Wei Sheng Yang
I was prepping fish at 4:30 in the morning when the pain started—tightness in my chest, like someone pressing down with a stone fist. I’d ignored the warning signs for months. Aches, fatigue, headaches I blamed on stress or bad sleep. But this wasn’t something I could shrug off. I dropped the knife. My sous-chef rushed me to the hospital. That’s how I learned I’d had a minor heart attack. That I needed a bypass. That something had to change.
I’m 54 now. I’ve worked in kitchens for forty years. My restaurant in Taipei, Taiwan, earned its Michelin star six years ago. I’ve cooked for presidents, actors, food critics who tried not to smile but couldn’t help themselves after the second bite. I thought that kind of recognition would fill me. And for a time, it did. But it came at a price I didn’t realize I was paying until it was almost too late.

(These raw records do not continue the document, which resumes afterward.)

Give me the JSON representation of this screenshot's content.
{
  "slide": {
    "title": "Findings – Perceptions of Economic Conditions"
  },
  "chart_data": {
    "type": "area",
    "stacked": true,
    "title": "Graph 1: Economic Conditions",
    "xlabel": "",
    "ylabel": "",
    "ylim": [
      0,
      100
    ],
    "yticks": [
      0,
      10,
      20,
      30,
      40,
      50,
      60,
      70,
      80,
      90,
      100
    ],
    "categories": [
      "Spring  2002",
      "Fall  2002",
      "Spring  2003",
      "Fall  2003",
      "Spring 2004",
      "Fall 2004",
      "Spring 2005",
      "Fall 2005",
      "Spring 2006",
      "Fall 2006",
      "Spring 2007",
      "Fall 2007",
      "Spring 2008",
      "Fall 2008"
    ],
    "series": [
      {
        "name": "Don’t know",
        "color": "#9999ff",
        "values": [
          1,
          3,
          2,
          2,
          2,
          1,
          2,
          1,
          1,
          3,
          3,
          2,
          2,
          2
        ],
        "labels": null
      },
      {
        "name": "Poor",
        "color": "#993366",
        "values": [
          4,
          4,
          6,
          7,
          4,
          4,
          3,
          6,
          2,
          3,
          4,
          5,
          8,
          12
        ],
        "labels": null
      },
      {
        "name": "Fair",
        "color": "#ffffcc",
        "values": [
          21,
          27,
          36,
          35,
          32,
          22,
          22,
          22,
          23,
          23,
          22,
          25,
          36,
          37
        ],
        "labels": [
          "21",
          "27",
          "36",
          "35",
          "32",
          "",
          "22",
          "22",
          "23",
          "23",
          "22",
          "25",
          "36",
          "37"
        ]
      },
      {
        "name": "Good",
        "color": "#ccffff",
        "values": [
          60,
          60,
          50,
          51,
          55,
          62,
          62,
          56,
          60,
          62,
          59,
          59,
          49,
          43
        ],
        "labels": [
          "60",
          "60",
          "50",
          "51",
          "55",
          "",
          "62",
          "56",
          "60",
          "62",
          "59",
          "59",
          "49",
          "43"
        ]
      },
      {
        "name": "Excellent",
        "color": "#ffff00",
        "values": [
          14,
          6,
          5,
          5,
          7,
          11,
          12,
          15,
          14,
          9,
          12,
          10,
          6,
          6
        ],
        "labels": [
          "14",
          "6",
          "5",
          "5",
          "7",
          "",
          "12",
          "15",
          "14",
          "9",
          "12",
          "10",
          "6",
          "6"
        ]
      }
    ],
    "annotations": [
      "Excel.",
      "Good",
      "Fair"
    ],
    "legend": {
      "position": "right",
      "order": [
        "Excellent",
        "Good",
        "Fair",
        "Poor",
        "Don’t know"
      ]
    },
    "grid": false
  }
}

I barely saw my wife in those years. When I came home, she was already asleep. When she woke, I was gone again. We didn’t fight—we just drifted. Slowly, quietly. Like two boats no longer moored to each other. Our son is twenty now. He helps out in the kitchen. He’s good—steady hands, smart instincts. But I missed most of his childhood while perfecting the broth, adjusting the heat, chasing some invisible ideal on a plate.

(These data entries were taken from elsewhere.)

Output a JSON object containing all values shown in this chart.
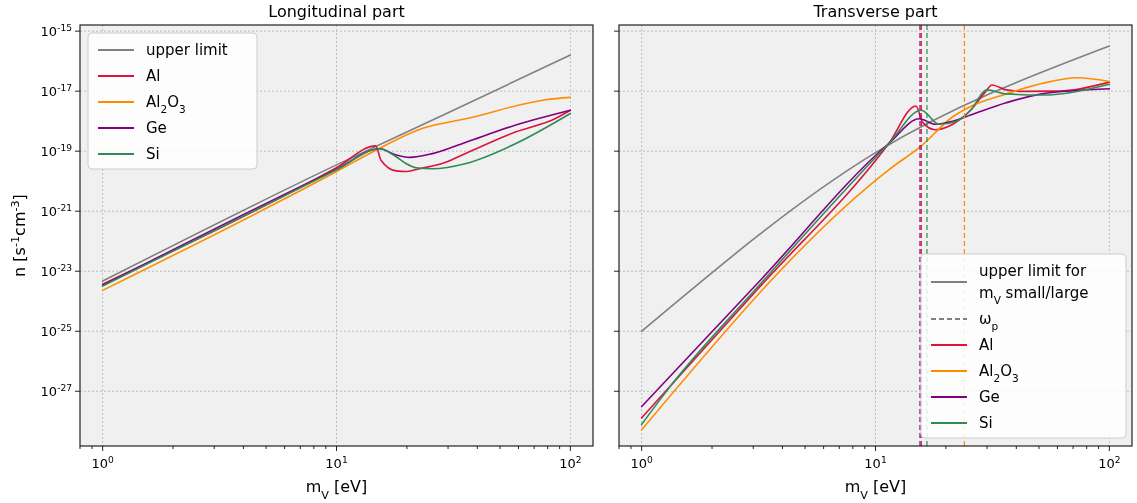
{
  "chart_data": [
    {
      "type": "line",
      "title": "Longitudinal part",
      "xlabel": "m$_{V}$ [eV]",
      "ylabel": "n [s$^{-1}$cm$^{-3}$]",
      "log": "xy",
      "grid": true,
      "legend": "top left",
      "xlim": [
        0.8,
        125
      ],
      "ylim": [
        1.5e-29,
        1.6e-15
      ],
      "xticks": [
        {
          "value": 0.8,
          "label": null
        },
        {
          "value": 0.9,
          "label": null
        },
        {
          "value": 1,
          "label": "10$^{0}$"
        },
        {
          "value": 2,
          "label": null
        },
        {
          "value": 3,
          "label": null
        },
        {
          "value": 4,
          "label": null
        },
        {
          "value": 5,
          "label": null
        },
        {
          "value": 6,
          "label": null
        },
        {
          "value": 7,
          "label": null
        },
        {
          "value": 8,
          "label": null
        },
        {
          "value": 9,
          "label": null
        },
        {
          "value": 10,
          "label": "10$^{1}$"
        },
        {
          "value": 20,
          "label": null
        },
        {
          "value": 30,
          "label": null
        },
        {
          "value": 40,
          "label": null
        },
        {
          "value": 50,
          "label": null
        },
        {
          "value": 60,
          "label": null
        },
        {
          "value": 70,
          "label": null
        },
        {
          "value": 80,
          "label": null
        },
        {
          "value": 90,
          "label": null
        },
        {
          "value": 100,
          "label": "10$^{2}$"
        }
      ],
      "yticks": [
        {
          "value": 1e-27,
          "label": "10$^{-27}$"
        },
        {
          "value": 1e-25,
          "label": "10$^{-25}$"
        },
        {
          "value": 1e-23,
          "label": "10$^{-23}$"
        },
        {
          "value": 1e-21,
          "label": "10$^{-21}$"
        },
        {
          "value": 1e-19,
          "label": "10$^{-19}$"
        },
        {
          "value": 1e-17,
          "label": "10$^{-17}$"
        },
        {
          "value": 1e-15,
          "label": "10$^{-15}$"
        }
      ],
      "series": [
        {
          "name": "upper limit",
          "color": "#808080",
          "x": [
            1,
            10,
            30,
            100
          ],
          "values": [
            4.7e-24,
            3.5e-20,
            1.9e-18,
            1.6e-16
          ]
        },
        {
          "name": "Al",
          "color": "#dc143c",
          "x": [
            1,
            10,
            14.7,
            15.5,
            18,
            20,
            22.6,
            28.7,
            35.8,
            58.5,
            85.9,
            100
          ],
          "values": [
            3.7e-24,
            2.8e-20,
            1.5e-19,
            5e-20,
            2.2e-20,
            2.1e-20,
            2.6e-20,
            4e-20,
            8.5e-20,
            4.4e-19,
            1.2e-18,
            2.3e-18
          ]
        },
        {
          "name": "Al$_{2}$O$_{3}$",
          "color": "#ff8c00",
          "x": [
            1,
            10,
            14.8,
            23.4,
            35.8,
            78.7,
            100
          ],
          "values": [
            2.3e-24,
            2.1e-20,
            1.1e-19,
            5.8e-19,
            1.2e-18,
            5.2e-18,
            6.2e-18
          ]
        },
        {
          "name": "Ge",
          "color": "#800080",
          "x": [
            1,
            10,
            15.3,
            18,
            20.5,
            25.7,
            35.8,
            58.5,
            100
          ],
          "values": [
            3.4e-24,
            2.5e-20,
            1.2e-19,
            7.4e-20,
            6.2e-20,
            8.3e-20,
            2e-19,
            7.4e-19,
            2.3e-18
          ]
        },
        {
          "name": "Si",
          "color": "#2e8b57",
          "x": [
            1,
            10,
            15.3,
            18,
            19.8,
            21.9,
            25.7,
            35.8,
            58.5,
            100
          ],
          "values": [
            3.2e-24,
            2.4e-20,
            1.2e-19,
            6.5e-20,
            3.9e-20,
            2.8e-20,
            2.6e-20,
            3.9e-20,
            1.8e-19,
            1.8e-18
          ]
        }
      ]
    },
    {
      "type": "line",
      "title": "Transverse part",
      "xlabel": "m$_{V}$ [eV]",
      "log": "xy",
      "grid": true,
      "legend": "bottom right",
      "tick_labels": "x",
      "xlim": [
        0.8,
        125
      ],
      "ylim": [
        1.5e-29,
        1.6e-15
      ],
      "xticks": [
        {
          "value": 0.8,
          "label": null
        },
        {
          "value": 0.9,
          "label": null
        },
        {
          "value": 1,
          "label": "10$^{0}$"
        },
        {
          "value": 2,
          "label": null
        },
        {
          "value": 3,
          "label": null
        },
        {
          "value": 4,
          "label": null
        },
        {
          "value": 5,
          "label": null
        },
        {
          "value": 6,
          "label": null
        },
        {
          "value": 7,
          "label": null
        },
        {
          "value": 8,
          "label": null
        },
        {
          "value": 9,
          "label": null
        },
        {
          "value": 10,
          "label": "10$^{1}$"
        },
        {
          "value": 20,
          "label": null
        },
        {
          "value": 30,
          "label": null
        },
        {
          "value": 40,
          "label": null
        },
        {
          "value": 50,
          "label": null
        },
        {
          "value": 60,
          "label": null
        },
        {
          "value": 70,
          "label": null
        },
        {
          "value": 80,
          "label": null
        },
        {
          "value": 90,
          "label": null
        },
        {
          "value": 100,
          "label": "10$^{2}$"
        }
      ],
      "yticks": [
        {
          "value": 1e-27,
          "label": null
        },
        {
          "value": 1e-25,
          "label": null
        },
        {
          "value": 1e-23,
          "label": null
        },
        {
          "value": 1e-21,
          "label": null
        },
        {
          "value": 1e-19,
          "label": null
        },
        {
          "value": 1e-17,
          "label": null
        },
        {
          "value": 1e-15,
          "label": null
        }
      ],
      "ref_lines": [
        {
          "axis": "x",
          "value": 15.5,
          "color": "#800080",
          "line_style": "dashed"
        },
        {
          "axis": "x",
          "value": 15.7,
          "color": "#dc143c",
          "line_style": "dashed"
        },
        {
          "axis": "x",
          "value": 16.6,
          "color": "#2e8b57",
          "line_style": "dashed"
        },
        {
          "axis": "x",
          "value": 24,
          "color": "#ff8c00",
          "line_style": "dashed"
        }
      ],
      "annotations": [
        "ω$_{p}$"
      ],
      "series": [
        {
          "name": "upper limit for\nm$_{V}$ small/large",
          "color": "#808080",
          "x": [
            1,
            10,
            100
          ],
          "values": [
            1e-25,
            8.9e-20,
            3.2e-16
          ]
        },
        {
          "name": "Al",
          "color": "#dc143c",
          "x": [
            1,
            3.16,
            11.4,
            14.9,
            15.9,
            18,
            21.4,
            25.5,
            29.4,
            31.5,
            36.2,
            43.2,
            61.2,
            100
          ],
          "values": [
            1.3e-28,
            2.7e-24,
            1.8e-19,
            3.2e-18,
            9.1e-19,
            5.2e-19,
            7.9e-19,
            2.3e-18,
            9.1e-18,
            1.6e-17,
            1.1e-17,
            9.8e-18,
            1e-17,
            2e-17
          ]
        },
        {
          "name": "Al$_{2}$O$_{3}$",
          "color": "#ff8c00",
          "x": [
            1,
            11.4,
            15.7,
            21.4,
            25.5,
            36.2,
            51.4,
            73,
            100
          ],
          "values": [
            5.2e-29,
            2.4e-20,
            1.5e-19,
            1.4e-18,
            3.1e-18,
            8.1e-18,
            1.8e-17,
            2.8e-17,
            2.1e-17
          ]
        },
        {
          "name": "Ge",
          "color": "#800080",
          "x": [
            1,
            3.16,
            11.4,
            15.4,
            18,
            21.4,
            25.5,
            36.2,
            51.4,
            100
          ],
          "values": [
            3.1e-28,
            4.3e-24,
            1.8e-19,
            1.2e-18,
            7.9e-19,
            1e-18,
            1.6e-18,
            4.1e-18,
            8.1e-18,
            1.2e-17
          ]
        },
        {
          "name": "Si",
          "color": "#2e8b57",
          "x": [
            1,
            1.32,
            3.16,
            11.4,
            15.7,
            18.7,
            22.2,
            25.5,
            29.9,
            36.2,
            51.4,
            100
          ],
          "values": [
            7.9e-29,
            1.4e-27,
            3.2e-24,
            1.8e-19,
            2.3e-18,
            7.9e-19,
            1e-18,
            2.3e-18,
            1.1e-17,
            8.1e-18,
            7.4e-18,
            1.7e-17
          ]
        }
      ]
    }
  ]
}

After the surgery, I sat him down and told him the truth: I don’t expect him to take over the restaurant. I won’t stop him if he wants to, but I won’t push him either. I told him not to confuse excellence with self-destruction. That every passion needs boundaries. That feeding others shouldn’t come at the cost of starving yourself—emotionally, physically.
I’m stepping back now. I still work, but fewer hours. I watch the staff more, teach more, sweat less. I’ve started walking every morning. I read more cookbooks and fewer reviews. I’m trying to learn how to live a full life—not just a busy one.
Success is beautiful, but it's not enough. Not if you can’t breathe.